This is Part II of a two-part series.

The U.S. military is now engaged in far more countries than it was 15 years ago and is experiencing a different battlefield with multiple domains of warfare involving near-peer adversaries. P
roblems related to logistics, maintenance and sustainment of existing systems are forcing the Army to instill better practices while changing the way the service purchases, sustains and maintains future portfolios.

One of the offices looking to remedy these issues is the Integrated Logistics Support Center, or ILSC, within the Army's Communications-Electronics Command at Aberdeen Proving Ground, Maryland.

The ILSC is responsible for providing integrated logistics, sustainment and acquisition support for C4ISR systems, but that isn't the entire picture, said Liz Miranda, the center's director, in an interview at her office with C4ISRNET. As technology continues to proliferate in the commercial world at a seemingly exponential rate, ILSC conducts training on newer versions of systems while also maintaining old and newer upgrades.

Read Part I: The Army fielded 15 years' worth of comms equipment — now what?

"A lot of our systems are fielded for a long period of time. So our ability to project out and forecast the needs of our Army is a challenge. It's definitely a challenge," Miranda said, adding that it's not just the environment that is changing, but technology and the Army itself.

The service wants to make soldiers more proficient in these systems. No longer can all units rely on highly skilled personnel or a logistical backbone to move and repair equipment. "Part of the challenge, again because our technology is complex … a soldier may not have all the technology" know-how to run a particular system, Miranda said.

This is where home station training comes into play.

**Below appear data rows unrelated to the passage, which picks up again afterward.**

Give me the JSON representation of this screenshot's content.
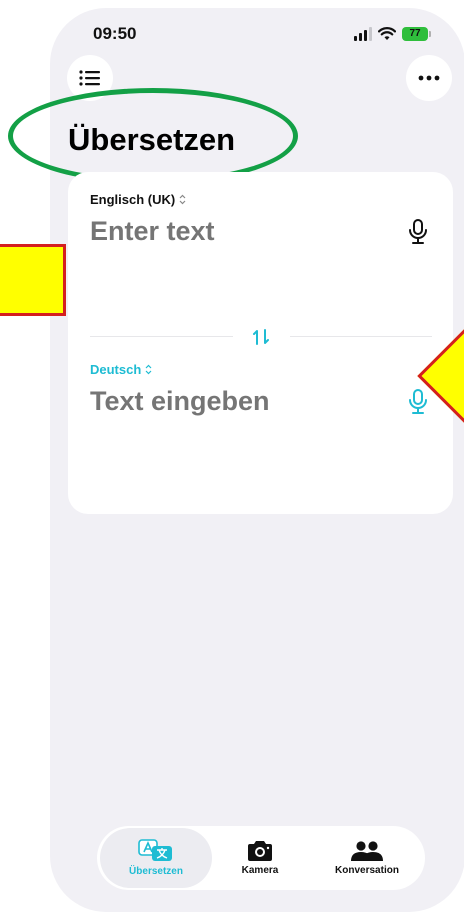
{
  "status_bar": {
    "time": "09:50",
    "battery": "77"
  },
  "header": {
    "title": "Übersetzen"
  },
  "source": {
    "language": "Englisch (UK)",
    "placeholder": "Enter text"
  },
  "target": {
    "language": "Deutsch",
    "placeholder": "Text eingeben"
  },
  "tabs": [
    {
      "label": "Übersetzen",
      "icon": "translate-icon",
      "active": true
    },
    {
      "label": "Kamera",
      "icon": "camera-icon",
      "active": false
    },
    {
      "label": "Konversation",
      "icon": "people-icon",
      "active": false
    }
  ],
  "colors": {
    "accent": "#1ebcd3",
    "background": "#f1f0f5",
    "card": "#ffffff",
    "placeholder_source": "#e0e0e3",
    "placeholder_target": "#bfeef5",
    "annotation_ellipse": "#13a046",
    "annotation_fill": "#ffff00",
    "annotation_border": "#d41f1f"
  },
  "icons": {
    "menu": "list-icon",
    "more": "ellipsis-icon",
    "swap": "swap-arrows-icon",
    "microphone": "microphone-icon",
    "language_selector": "chevron-updown-icon",
    "signal": "signal-bars-icon",
    "wifi": "wifi-icon"
  }
}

During the wars in Iraq and Afghanistan, the military was so focused on the fight, it often times had to come up with solutions on the fly without enshrining them in training or doctrine. While the military is still globally engaged, it has a bit more dwell time to focus on training at home stations based in the United States to increase soldier proficiency.

"We’re doing a series of home-on-home engagements with the signal center and the cyber center to make sure the institutional Army is keeping up with the operational Army," Brig. Gen. Karl Gingrich, assistant program executive officer for operations, readiness and fielding at PEO Command, Control and Communications — Tactical, said during a November conference.

"And the kit we’re fielding whether it’s WIN-T Inc 2 or it’s a mission command application … they are training it and they are ready to [begin] training it as soon as we are fielding it in the institutional Army," Gingrich added.

"I think big lessons learned — that we learned in Afghanistan and Iraq — was that of course our platforms and systems performed differently in different environments," Miranda said. Soldiers would train with systems in optimal environments, yet when the system didn’t respond in combat or they were thrown into a different environment, "there was panic."

Now the Army is taking the time to institutionalize training on systems at home station and integrating the systems into what the military calls contested environments. These are best characterized under the multi-domain battle concept in which adversaries will work to contest forces in all domains of warfare to include cyber intrusions into systems to prevent communication and cause system failures.

Early on in Iraq and Afghanistan, Miranda said, the Army told soldiers to worry about their fight and that the military would take care of everything around them: maintenance, repairs, logistics, moving equipment. But that's no longer the case; with limited resources, soldiers must become more proficient, which is challenging given the complexity and exponential proliferation of systems, upgrades and software.

Building the proficiency with home station training is important given that for the past 15 years "there was someone there to do [maintenance]. Now we don’t have the luxury to do that for the soldiers. We can’t have the support everywhere at the right time for everyone," Miranda said.

The current Army network is "fairly complex," Gingrich noted. "Now we need to take the time and make sure our current soldiers can use the current network as it is today. Working with industry partners, we have to look toward the next upgrade and the next solution — this has to be less complex at the soldier interface."

This gets at the additional engineering piece. While Miranda said her office’s engineering focus is more on long-term sustainment of a system and looking at how to correct failures, she was sure to note that the engineering piece has been "incredible."

"The Army quickly realized: So a soldier says, 'I don’t have the ability to do this,' and the Army immediately reacted, 'So what can we get them?' " she said, noting this is mostly commercial off-the-shelf items. "Some systems were so complex and required a significant number of soldiers to operate the system, we quickly realized we were overwhelming them" with capabilities.

The focus now is on reducing the complexity of the systems so that soldiers can be trained and so "it’s not like a PhD is needed to operate a system," she said.

The training, logistics and the like are especially important under the guise of increasing software capabilities that enable for technology refresh into systems — a massive undertaking with huge ramifications. Unlike sustainment and maintaining, technology refresh involves updating the software — and in some cases, hardware — baselines of entire systems, which has to be closely managed to prevent massive glitches farther down the technology chain that could be felt by the end user.

This effort, however, could potentially make systems easier to use for soldiers. The training and sustainment baseline must be established prior to even looking at a tech refresh, but it is something the Army is taking a serious look at, officials contend.